Months before the November 3 election, the “coyotes” were telling poor and desperate people to get to the United States to be first in line—even though the Biden team was trying to say clearly, as in a December 22 interview by senior transition officials, that “the Biden administration will need time to fix the situation.” The Associated Press reported then-President-elect Biden’s position in December 2020, saying “it will take months to roll back some of President Donald Trump’s actions on immigration.” Post-inauguration statements by Secretary of Homeland Security Alejandro Mayorkas also repeatedly made this clear. I

That perception among migrants being more important than policy pronouncements in Washington recalls the late 1992 efforts by Haitians, prior to President Bill Clinton’s inauguration, to build boats in anticipation of a policy change on Caribbean migration that did not happen. Reported statements by Haitians back then imbued Bill Clinton with the same aura of fundamental change that others bestow on President Biden today. I

The solution to the surge is not policy, because the situation is being driven by perceptions, not policy. The solution is money.
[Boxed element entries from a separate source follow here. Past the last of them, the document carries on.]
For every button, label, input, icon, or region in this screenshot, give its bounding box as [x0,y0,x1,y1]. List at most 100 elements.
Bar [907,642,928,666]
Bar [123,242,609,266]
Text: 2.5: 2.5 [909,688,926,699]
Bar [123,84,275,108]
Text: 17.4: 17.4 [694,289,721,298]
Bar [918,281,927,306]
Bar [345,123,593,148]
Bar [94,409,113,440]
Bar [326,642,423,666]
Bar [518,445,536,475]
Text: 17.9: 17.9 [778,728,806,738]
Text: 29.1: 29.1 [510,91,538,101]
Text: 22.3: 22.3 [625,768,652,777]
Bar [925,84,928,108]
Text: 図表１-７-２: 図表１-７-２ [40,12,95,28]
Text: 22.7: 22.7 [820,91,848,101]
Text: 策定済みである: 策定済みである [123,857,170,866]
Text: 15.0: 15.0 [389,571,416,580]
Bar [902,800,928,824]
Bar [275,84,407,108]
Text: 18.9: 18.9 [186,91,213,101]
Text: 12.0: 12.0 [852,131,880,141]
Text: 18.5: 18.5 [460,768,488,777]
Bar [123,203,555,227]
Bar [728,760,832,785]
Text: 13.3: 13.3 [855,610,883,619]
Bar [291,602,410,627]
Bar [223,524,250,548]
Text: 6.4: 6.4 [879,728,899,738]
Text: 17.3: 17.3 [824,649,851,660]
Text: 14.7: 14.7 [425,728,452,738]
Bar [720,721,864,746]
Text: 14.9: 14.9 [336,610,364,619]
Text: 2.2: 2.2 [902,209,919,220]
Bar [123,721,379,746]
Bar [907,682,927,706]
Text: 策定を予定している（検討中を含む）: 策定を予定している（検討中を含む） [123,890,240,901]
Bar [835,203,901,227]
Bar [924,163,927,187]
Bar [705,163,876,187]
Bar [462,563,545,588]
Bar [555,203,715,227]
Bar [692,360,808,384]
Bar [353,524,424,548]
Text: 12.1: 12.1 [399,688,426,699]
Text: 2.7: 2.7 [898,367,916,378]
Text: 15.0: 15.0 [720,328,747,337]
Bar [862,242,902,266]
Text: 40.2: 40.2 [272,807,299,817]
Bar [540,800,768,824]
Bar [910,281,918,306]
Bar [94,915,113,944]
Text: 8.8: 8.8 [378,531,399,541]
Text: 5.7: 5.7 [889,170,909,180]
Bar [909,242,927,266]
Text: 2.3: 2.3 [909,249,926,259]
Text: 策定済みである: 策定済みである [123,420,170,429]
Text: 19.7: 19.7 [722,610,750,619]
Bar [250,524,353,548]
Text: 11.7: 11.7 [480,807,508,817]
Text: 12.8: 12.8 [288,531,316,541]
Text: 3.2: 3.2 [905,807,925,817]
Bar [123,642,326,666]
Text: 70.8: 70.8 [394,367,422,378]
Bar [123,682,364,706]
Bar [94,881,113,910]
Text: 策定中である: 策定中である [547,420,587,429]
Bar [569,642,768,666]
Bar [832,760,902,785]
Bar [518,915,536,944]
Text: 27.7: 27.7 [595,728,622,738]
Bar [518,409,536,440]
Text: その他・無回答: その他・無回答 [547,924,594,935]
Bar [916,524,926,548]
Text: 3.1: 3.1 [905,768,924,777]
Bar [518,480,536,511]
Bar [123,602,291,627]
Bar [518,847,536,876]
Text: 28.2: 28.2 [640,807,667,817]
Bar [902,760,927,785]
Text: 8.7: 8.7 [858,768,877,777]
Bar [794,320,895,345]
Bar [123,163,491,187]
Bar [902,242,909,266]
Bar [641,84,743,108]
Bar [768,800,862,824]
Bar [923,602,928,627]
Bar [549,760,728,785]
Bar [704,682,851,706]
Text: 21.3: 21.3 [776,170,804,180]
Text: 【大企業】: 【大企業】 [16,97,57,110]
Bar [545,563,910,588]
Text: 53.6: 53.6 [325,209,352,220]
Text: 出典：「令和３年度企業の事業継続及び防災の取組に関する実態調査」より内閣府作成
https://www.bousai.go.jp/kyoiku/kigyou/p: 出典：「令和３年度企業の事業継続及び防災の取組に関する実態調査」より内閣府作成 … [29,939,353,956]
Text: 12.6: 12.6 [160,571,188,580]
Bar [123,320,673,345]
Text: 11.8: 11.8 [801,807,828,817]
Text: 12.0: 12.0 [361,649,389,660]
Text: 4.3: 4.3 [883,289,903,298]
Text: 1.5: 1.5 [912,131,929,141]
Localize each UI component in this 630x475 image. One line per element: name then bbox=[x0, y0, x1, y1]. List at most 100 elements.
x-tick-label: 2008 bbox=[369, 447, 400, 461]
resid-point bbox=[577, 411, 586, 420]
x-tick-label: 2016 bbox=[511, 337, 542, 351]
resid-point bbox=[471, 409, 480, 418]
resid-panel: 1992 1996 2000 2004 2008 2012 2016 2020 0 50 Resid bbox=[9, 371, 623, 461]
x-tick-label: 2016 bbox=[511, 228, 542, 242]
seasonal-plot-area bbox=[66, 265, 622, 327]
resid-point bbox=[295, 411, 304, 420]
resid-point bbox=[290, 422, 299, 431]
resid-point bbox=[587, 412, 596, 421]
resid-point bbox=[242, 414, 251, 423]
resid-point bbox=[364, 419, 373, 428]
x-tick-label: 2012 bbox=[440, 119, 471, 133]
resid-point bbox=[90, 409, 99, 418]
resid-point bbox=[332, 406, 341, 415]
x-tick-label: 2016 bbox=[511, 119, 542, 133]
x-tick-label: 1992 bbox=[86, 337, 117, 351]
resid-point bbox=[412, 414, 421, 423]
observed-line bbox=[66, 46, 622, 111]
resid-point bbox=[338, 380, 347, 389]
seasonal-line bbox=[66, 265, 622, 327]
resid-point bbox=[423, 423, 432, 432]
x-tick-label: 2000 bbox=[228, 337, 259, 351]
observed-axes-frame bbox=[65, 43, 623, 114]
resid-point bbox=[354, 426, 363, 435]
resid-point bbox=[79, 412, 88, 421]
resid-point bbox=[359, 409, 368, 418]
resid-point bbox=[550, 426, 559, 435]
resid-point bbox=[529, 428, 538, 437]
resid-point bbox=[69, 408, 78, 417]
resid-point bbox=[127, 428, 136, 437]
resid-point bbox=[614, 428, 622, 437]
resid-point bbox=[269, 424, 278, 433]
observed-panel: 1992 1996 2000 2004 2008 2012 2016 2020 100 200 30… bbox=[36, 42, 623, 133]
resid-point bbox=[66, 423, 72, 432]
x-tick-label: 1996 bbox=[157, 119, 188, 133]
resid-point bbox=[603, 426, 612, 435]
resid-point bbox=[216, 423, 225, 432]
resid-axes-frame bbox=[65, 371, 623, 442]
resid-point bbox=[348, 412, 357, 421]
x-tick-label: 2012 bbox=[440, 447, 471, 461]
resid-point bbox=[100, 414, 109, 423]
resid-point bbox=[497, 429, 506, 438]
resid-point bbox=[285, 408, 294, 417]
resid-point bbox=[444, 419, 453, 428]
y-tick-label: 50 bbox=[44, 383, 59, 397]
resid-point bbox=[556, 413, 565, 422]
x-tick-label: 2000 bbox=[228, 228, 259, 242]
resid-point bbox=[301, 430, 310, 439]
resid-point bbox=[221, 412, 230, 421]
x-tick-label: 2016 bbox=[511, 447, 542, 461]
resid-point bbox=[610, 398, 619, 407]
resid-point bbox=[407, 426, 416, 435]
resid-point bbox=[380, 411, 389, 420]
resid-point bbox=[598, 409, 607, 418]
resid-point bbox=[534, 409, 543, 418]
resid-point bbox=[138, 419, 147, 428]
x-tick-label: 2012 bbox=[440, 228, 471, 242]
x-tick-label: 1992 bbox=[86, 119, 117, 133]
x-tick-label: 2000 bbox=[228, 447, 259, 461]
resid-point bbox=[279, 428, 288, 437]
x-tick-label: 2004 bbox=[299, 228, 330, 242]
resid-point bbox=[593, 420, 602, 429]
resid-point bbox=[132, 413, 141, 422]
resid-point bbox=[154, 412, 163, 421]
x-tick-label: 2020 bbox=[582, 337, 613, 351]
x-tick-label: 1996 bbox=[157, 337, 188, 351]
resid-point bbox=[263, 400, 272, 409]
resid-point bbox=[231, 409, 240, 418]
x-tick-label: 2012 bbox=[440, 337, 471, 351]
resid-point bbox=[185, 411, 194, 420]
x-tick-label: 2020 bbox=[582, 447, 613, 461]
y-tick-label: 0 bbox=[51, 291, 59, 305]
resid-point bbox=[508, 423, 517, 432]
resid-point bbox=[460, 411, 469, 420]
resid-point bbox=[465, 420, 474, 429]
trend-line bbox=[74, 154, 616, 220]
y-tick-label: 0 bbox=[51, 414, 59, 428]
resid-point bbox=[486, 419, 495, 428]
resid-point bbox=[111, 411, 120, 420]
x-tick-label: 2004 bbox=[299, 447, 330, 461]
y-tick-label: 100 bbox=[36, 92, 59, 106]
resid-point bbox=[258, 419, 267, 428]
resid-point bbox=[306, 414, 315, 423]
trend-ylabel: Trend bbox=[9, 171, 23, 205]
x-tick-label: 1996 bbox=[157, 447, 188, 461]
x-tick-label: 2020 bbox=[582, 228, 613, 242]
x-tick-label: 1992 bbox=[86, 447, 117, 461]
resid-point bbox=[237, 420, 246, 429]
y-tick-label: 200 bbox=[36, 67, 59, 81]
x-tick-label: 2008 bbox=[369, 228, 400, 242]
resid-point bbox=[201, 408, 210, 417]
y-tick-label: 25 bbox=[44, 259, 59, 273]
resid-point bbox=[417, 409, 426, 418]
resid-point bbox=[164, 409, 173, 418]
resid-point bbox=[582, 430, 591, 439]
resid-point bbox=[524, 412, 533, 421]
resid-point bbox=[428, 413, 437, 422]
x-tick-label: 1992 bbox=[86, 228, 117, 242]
The most important key to dealing with the 2021 surge will be to increase processing capacity for asylum claims, while remaining true to American laws and values. The Biden administration has made some welcome changes, such as sending additional people to the border and proposing giving DHS officials the authorities to expedite a review of cases. These improvements will help but they aren’t likely to be sufficient.

What Congress needs to do in May 2021 is the same thing that Congress did during the Trump administration in June 2019: Lawmakers needs to pass an emergency supplemental appropriation to give HHS, DHS, and DOJ the necessary resources to expand capacity quickly.

In June 2019, with bipartisan support, Congress moved in a matter of weeks to appropriate $4.6 billion to address record-high monthly encounter numbers—numbers that the United States already exceeded in March 2021. Back in June-July 2019, this additional money, plus a drop in arrivals because of the summer heat, cleared up the backlog at the border within months, even though other policies did not change.

There is no substitute in a security and humanitarian crisis for ready cash. The government appropriations process is normally slow and deliberate, but the $1.9 trillion COVID-19 pandemic rescue shows Congress can move quickly when it needs to. Similarly, the $4.6 billion emergency supplemental in June 2019 happened quickly and was vital to resolving that year’s border security crisis.

The lesson for today to address the security and humanitarian situation at the southwest border, is that Congress needs to act now, and in a bipartisan way, as it did in June 2019. Lawmakers needs to urgently appropriate more money for DHS, DOJ and HHS to deal with the southwest border surge.